Unfortunately this breaks CentOS 8, which has an older version of ninja:

ninja: error: build.ninja:16369: multiple outputs aren't (yet?) 
supported by depslog; bring this up on the mailing list if it affects you

This was fixed in ninja 1.10.0.

Paolo
Fabiano Rosas May 22, 2023, 6:17 p.m. UTC | #5
Paolo Bonzini <pbonzini@redhat.com> writes:

> On 5/3/23 22:39, Fabiano Rosas wrote:
>> For the documentation builds (man pages & manual), we let Sphinx
>> decide when to rebuild and use a depfile to know when to trigger the
>> make target.
>> 
>> We currently use a trick of having the man pages custom_target take as
>> input the html pages custom_target object, which causes both targets
>> to be executed if one of the dependencies has changed. However, having
>> this at the custom_target level means that the two builds are
>> effectively serialized.
>> 
>> We can eliminate the dependency between the targets by adding a second
>> depfile for the man pages build, allowing them to be parallelized by
>> ninja while keeping sphinx in charge of deciding when to rebuild.
>> 
>> Since they can now run in parallel, separate the Sphinx cache
>> directory of the two builds. We need this not only for data
>> consistency but also because Sphinx writes builder-dependent
>> environment information to the cache directory (see notes under
>> smartquotes_excludes in sphinx docs [1]).
>> 
>> Note that after this patch the commands `make man` and `make html`
>> only build the specified target. To keep the old behavior of building
>> both targets, use `make man html` or `make sphinxdocs`.
>> 
>> 1- https://www.sphinx-doc.org/en/master/usage/configuration.html

Sorry it took me a while to get back to this, I've been caught in
downstream work.

>
> Unfortunately this breaks CentOS 8, which has an older version of ninja:
>
> ninja: error: build.ninja:16369: multiple outputs aren't (yet?) 
> supported by depslog; bring this up on the mailing list if it affects you
>
> This was fixed in ninja 1.10.0.
>

It looks like it would be easier to just wait until all our supported
build platforms reach this version.

Is this CentOS 8 or CentOS Stream 8? I believe CentOS Stream 8 would
drop from our support matrix at the end of this year. And CentOS 8
should have already dropped no? Due to Stream 9 being released in
2021. Unless we do not count Stream as a new version over plain CentOS.

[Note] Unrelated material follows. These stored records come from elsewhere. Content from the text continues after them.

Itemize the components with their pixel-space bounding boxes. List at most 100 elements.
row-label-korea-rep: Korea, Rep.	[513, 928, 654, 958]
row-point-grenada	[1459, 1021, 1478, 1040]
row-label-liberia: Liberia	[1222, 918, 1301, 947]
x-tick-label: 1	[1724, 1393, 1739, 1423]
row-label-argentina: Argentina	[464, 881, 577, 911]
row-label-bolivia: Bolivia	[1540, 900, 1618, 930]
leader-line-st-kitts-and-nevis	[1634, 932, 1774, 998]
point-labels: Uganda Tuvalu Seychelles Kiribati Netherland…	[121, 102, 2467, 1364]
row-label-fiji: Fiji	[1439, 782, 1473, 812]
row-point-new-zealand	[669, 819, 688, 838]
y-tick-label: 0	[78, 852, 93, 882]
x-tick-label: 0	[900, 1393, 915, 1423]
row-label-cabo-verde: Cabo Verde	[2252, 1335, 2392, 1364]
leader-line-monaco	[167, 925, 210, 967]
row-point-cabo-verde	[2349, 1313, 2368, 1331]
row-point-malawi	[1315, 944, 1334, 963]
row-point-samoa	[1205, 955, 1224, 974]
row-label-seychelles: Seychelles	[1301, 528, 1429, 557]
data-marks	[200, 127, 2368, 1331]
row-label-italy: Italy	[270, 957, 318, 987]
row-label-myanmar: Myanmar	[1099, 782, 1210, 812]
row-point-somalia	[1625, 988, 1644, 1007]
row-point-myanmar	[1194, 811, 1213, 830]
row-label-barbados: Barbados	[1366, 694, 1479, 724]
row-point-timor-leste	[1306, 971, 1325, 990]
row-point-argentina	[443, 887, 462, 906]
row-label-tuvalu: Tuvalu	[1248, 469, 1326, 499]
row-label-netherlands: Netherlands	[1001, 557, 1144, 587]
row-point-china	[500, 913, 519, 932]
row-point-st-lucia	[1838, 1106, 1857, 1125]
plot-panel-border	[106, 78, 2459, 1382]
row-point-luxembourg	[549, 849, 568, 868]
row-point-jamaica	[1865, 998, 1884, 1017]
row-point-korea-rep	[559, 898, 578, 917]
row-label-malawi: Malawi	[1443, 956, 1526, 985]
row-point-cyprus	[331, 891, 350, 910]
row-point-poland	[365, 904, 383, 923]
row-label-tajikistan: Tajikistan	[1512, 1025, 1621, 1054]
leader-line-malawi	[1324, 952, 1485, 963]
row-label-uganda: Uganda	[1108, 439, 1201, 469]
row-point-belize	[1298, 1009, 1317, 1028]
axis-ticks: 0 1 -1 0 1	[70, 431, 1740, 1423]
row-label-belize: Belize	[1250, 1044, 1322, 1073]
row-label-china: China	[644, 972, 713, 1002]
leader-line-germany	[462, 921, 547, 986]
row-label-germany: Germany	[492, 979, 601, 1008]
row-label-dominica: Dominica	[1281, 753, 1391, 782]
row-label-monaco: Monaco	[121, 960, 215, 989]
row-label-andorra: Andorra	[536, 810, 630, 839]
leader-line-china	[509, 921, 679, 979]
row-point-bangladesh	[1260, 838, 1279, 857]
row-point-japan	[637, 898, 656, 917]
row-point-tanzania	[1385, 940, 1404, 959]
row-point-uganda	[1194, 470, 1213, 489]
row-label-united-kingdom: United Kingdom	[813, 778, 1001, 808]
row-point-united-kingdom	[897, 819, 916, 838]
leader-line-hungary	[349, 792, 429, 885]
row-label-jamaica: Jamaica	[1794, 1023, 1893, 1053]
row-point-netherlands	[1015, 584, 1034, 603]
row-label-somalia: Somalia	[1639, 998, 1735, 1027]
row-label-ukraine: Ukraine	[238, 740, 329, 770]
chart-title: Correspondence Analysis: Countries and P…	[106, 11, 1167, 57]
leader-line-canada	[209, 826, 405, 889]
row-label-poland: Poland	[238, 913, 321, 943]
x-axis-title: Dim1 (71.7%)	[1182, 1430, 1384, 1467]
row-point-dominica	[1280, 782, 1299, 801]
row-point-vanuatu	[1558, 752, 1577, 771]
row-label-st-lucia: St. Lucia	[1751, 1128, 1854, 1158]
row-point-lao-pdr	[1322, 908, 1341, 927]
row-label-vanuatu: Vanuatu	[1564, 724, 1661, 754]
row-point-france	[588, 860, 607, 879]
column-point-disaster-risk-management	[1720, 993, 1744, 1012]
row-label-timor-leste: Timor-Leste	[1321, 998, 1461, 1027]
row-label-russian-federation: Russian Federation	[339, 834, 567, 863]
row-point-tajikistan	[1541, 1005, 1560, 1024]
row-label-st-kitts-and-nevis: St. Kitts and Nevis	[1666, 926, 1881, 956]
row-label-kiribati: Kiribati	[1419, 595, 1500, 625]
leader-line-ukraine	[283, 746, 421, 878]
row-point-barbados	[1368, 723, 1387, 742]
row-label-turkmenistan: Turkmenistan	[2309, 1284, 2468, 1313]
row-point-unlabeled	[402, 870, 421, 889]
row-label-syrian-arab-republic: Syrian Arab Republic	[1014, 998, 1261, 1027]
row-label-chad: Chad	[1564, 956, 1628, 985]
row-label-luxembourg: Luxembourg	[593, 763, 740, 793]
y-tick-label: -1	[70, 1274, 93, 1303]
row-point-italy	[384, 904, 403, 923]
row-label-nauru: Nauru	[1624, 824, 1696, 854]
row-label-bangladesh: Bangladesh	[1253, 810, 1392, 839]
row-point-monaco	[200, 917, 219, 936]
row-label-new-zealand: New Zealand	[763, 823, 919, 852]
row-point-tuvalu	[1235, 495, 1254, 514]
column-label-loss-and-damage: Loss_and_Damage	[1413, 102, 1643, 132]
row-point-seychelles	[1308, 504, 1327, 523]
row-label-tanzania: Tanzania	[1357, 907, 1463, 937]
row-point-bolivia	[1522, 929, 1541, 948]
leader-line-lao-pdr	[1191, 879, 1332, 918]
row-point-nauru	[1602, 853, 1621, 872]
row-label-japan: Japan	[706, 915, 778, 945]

For the dates and versions, I'm looking at:
https://en.wikipedia.org/wiki/CentOS
https://repology.org/project/ninja/versions
diff mbox series

Patch

diff --git a/docs/meson.build b/docs/meson.build
index 6d0986579e..858e737431 100644
--- a/docs/meson.build
+++ b/docs/meson.build
@@ -42,7 +42,9 @@  if sphinx_build.found()
 endif
 
 if build_docs
-  SPHINX_ARGS += ['-Dversion=' + meson.project_version(), '-Drelease=' + get_option('pkgversion')]
+  SPHINX_ARGS += ['-Dversion=' + meson.project_version(),
+                  '-Drelease=' + get_option('pkgversion'),
+                  '-Ddepfile=@DEPFILE@', '-Ddepfile_stamp=@OUTPUT0@']
 
   man_pages = {
         'qemu-ga.8': (have_ga ? 'man8' : ''),
@@ -61,41 +63,43 @@  if build_docs
   }
 
   sphinxdocs = []
-  sphinxmans = []
 
   private_dir = meson.current_build_dir() / 'manual.p'
   output_dir = meson.current_build_dir() / 'manual'
   input_dir = meson.current_source_dir()
 
-  this_manual = custom_target('QEMU manual',
+  manual = custom_target('QEMU manual',
                 build_by_default: build_docs,
-                output: 'docs.stamp',
+                output: 'manual.stamp',
                 input: files('conf.py'),
-                depfile: 'docs.d',
-                command: [SPHINX_ARGS, '-Ddepfile=@DEPFILE@',
-                          '-Ddepfile_stamp=@OUTPUT0@',
-                          '-b', 'html', '-d', private_dir,
+                depfile: 'manual.dep',
+                command: [SPHINX_ARGS, '-b', 'html', '-d', private_dir,
                           input_dir, output_dir])
-  sphinxdocs += this_manual
+  sphinxdocs += manual
   install_subdir(output_dir, install_dir: qemu_docdir, strip_directory: true)
 
-  these_man_pages = []
-  install_dirs = []
+  man_private_dir = meson.current_build_dir() / 'man.p'
+  # man.stamp is not installed
+  these_man_pages = ['man.stamp']
+  install_dirs = [false]
+
   foreach page, section : man_pages
     these_man_pages += page
     install_dirs += section == '' ? false : get_option('mandir') / section
   endforeach
 
-  sphinxmans += custom_target('QEMU man pages',
+
+  man_pages = custom_target('QEMU man pages',
                               build_by_default: build_docs,
                               output: these_man_pages,
-                              input: this_manual,
+                              depfile: 'man.dep',
                               install: build_docs,
                               install_dir: install_dirs,
-                              command: [SPHINX_ARGS, '-b', 'man', '-d', private_dir,
+                              command: [SPHINX_ARGS, '-b', 'man', '-d', man_private_dir,
                                         input_dir, meson.current_build_dir()])
+  sphinxdocs += man_pages
 
   alias_target('sphinxdocs', sphinxdocs)
-  alias_target('html', sphinxdocs)
-  alias_target('man', sphinxmans)
+  alias_target('html', manual)
+  alias_target('man', man_pages)
 endif